Arkasından da kurbanlık koyun gibi Ateş girmişti. Hikaye'nin koltuğa yatak hazırlayışını sonra o yatağa yerleşmesini hepsini öylece izlemişti.

Günün verdiği yorgunluktan dolayı anında uyuyakalan genç kız ile Ateş küçük adımlarla koltuğun tam karşısındaki yatağa oturdu . Gözlerini Hikaye'ye dikerek yüzünü incelemeye başladı.

Dışarıdaki ışık pencereden yüzüne yansıyordu.

Kirpikleri öylesine uzun ve sıklardı ki hayran olmuştu . Yüzünün pürüzsüzlüğü , dudaklarının rengi yansıyan ışık ile adeta parlıyor , kusursuz oluşunu gözler önüne seriyordu .

Odaya dolan hafif serinlik ile genç kızın bukle bukle olan saçları yüzüne saçılmıştı . Hikaye'nin rahatsızca yerinde kıpırdamasıyla oturduğu yerden kalktı.

Temkinli adımlarla baş ucuna gelip yere çömeldi. İpek gibi yumuşacık , buram buram kokan saçlarını yüzünden çekmeye başladı.

Yumuşak yanağına değen parmaklarını ateşe değmiş gibi geri çekti. Ne yapıyordu böyle ?

Ona böylesine yakın olmak onu huzurlu hissettiriyordu . Ondan gelen bu tuhaf ve hoş koku ona çekiyordu kendisini .

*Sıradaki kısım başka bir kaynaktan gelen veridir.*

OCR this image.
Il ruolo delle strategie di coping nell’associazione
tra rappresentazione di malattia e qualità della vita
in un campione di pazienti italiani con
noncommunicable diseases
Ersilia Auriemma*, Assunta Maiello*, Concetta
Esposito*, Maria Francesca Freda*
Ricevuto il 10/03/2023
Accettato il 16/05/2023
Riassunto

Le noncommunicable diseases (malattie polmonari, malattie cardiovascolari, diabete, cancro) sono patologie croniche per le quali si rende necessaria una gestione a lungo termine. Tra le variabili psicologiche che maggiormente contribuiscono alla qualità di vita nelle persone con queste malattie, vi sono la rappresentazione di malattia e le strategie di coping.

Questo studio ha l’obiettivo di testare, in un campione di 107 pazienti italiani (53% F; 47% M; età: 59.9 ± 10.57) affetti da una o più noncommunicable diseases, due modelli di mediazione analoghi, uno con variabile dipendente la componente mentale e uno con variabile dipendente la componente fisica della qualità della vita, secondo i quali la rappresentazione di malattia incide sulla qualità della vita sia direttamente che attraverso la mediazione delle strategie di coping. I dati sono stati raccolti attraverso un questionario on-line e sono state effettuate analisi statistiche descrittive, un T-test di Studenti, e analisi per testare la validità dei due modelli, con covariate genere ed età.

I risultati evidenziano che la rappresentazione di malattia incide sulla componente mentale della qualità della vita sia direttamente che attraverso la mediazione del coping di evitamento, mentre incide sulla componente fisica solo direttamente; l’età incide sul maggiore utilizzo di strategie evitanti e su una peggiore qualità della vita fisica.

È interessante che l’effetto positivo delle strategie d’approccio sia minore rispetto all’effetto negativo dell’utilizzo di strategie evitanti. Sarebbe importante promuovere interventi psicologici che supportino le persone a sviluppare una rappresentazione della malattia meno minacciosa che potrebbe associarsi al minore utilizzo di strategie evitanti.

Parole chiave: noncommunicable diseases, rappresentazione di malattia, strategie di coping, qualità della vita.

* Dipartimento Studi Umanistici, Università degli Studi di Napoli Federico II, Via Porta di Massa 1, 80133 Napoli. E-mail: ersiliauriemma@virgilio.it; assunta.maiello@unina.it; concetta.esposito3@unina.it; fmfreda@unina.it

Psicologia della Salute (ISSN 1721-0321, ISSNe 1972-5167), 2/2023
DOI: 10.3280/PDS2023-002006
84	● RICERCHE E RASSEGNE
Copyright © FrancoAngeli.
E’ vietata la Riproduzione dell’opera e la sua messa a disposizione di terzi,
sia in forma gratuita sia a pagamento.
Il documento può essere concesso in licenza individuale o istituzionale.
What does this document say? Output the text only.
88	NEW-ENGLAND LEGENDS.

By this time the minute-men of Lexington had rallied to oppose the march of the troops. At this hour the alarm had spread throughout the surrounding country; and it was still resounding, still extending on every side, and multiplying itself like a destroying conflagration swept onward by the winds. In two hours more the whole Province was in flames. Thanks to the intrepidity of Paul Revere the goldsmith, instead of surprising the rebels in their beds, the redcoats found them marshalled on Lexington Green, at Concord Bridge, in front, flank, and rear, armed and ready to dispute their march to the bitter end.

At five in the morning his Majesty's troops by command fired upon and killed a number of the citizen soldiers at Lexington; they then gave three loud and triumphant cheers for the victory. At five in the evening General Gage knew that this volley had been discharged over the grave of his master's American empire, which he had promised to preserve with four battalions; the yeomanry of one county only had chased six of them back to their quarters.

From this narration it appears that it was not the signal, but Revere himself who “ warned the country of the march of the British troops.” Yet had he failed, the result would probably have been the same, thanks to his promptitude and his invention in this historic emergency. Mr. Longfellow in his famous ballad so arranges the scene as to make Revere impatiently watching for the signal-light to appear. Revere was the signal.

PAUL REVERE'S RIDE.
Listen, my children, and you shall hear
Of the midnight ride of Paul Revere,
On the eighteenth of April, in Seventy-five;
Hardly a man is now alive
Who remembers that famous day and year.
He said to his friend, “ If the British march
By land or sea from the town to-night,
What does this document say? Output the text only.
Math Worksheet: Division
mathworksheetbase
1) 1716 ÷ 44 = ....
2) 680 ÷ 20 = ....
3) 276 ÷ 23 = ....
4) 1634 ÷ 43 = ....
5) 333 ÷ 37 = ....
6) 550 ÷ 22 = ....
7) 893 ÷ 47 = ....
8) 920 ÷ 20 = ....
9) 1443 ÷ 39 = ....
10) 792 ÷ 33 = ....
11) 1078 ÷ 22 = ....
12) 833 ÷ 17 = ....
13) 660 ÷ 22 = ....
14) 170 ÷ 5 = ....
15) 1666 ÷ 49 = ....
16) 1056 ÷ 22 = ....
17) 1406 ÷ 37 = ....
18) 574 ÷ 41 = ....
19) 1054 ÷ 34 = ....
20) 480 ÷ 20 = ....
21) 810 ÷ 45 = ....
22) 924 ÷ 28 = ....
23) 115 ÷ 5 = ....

Ona doğru biraz daha eğilerek derincene bir nefes aldı . Gözleri istemsizce kapanmıştı . Bir , iki ,üç derken göz kapakları kapanarak karanlığa gömülmüştü .

*****

Hikaye üstündeki ağırlık ile olduğu yerde hafifçe kıpırdandı . Saç diplerinin terlediğini hissediyordu . İçinin daralması ile kalkmaya çalıştı. Ama üzerindeki ağırlık her ne ise engel oluyordu.

Hafif hafif burnuna dolan o tanıdık koku ile gözleri aralandı. Göğsündeki başın sahibini görünce istemsizce çığlık attı .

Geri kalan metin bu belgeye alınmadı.